Les chiffres sont éloquents : de 2010 à 2015, la croissance de la liste électorale a été de 10%, alors qu’elle a bondi à 19% entre 2015 et 2020, puis à 20% entre 2020 et 2024. Si l’augmentation modérée de 10% entre 2010 et 2015 peut s’expliquer par le boycott d’une partie de la population, l’accélération fulgurante constatée par la suite soulève des interrogations, d’autant plus que « le boycott de la liste électorale était toujours en vigueur sur cette période », comme l’a précisé Apollos Dan Thé.

 

Des violations massives du Code électoral

 

L’un des points les plus préoccupants soulevés lors de cette conférence de presse concerne le non-respect de l’article 7 du Code électoral ivoirien. Cet article stipule que « la liste électorale contient les éléments d’identification des électeurs, à savoir le numéro d’ordre, le numéro d’enregistrement unique, le nom et les prénoms, la date et le lieu de naissance, le sexe, la profession, le domicile, le nom et les prénoms du père, le nom et les prénoms de la mère, la date et lieu de naissance du père, la date et le lieu de naissance de la mère, la photo d’identité et les empreintes digitales de tous les doigts en code barre ».
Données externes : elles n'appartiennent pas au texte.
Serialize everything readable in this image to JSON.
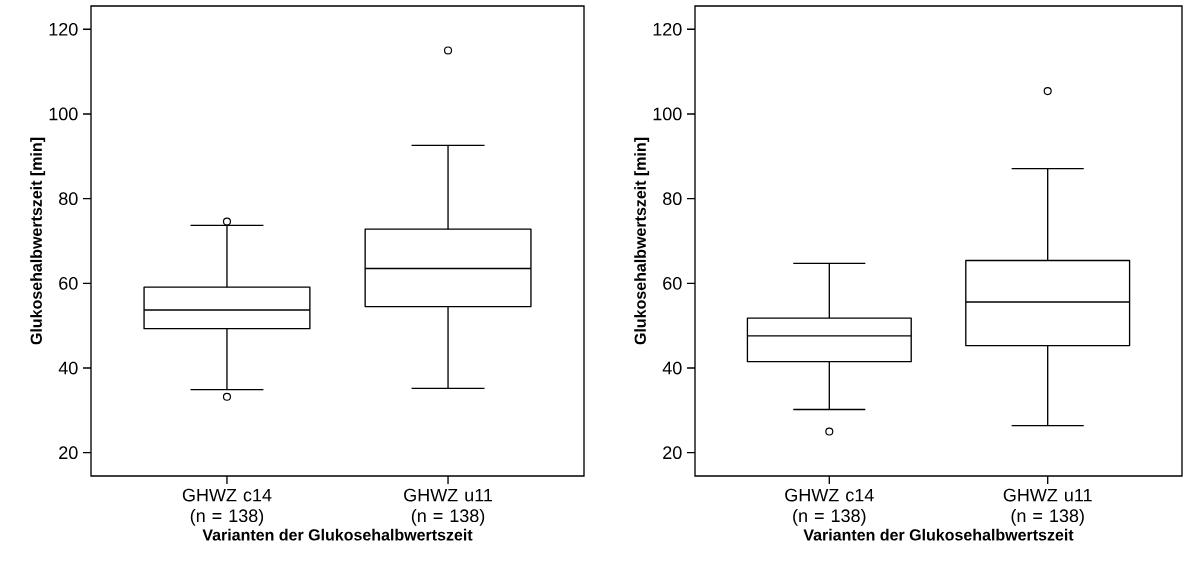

Or, l’audit révèle une dégradation alarmante de la conformité légale du fichier électoral au fil des années. « Sur la liste définitive de 2023, il y avait 2.760.404 électeurs en violation de l’article 7, ce qui représentait 34%. Sur la liste provisoire de 2024, ces cas sont montés à 6.272.013, soit 70% des électeurs », a déploré l’expert. Une situation qui témoigne d’une détérioration progressive de la qualité de la liste électorale.

Cette dégradation est particulièrement visible lors des dernières révisions : si en 2010, seulement 2% des nouveaux inscrits présentaient des informations incomplètes sur leur identité, ce taux est monté à 4% en 2015, 6% en 2016, 13% en 2020, pour atteindre 26% en 2023, avant de redescendre à 8% en 2024.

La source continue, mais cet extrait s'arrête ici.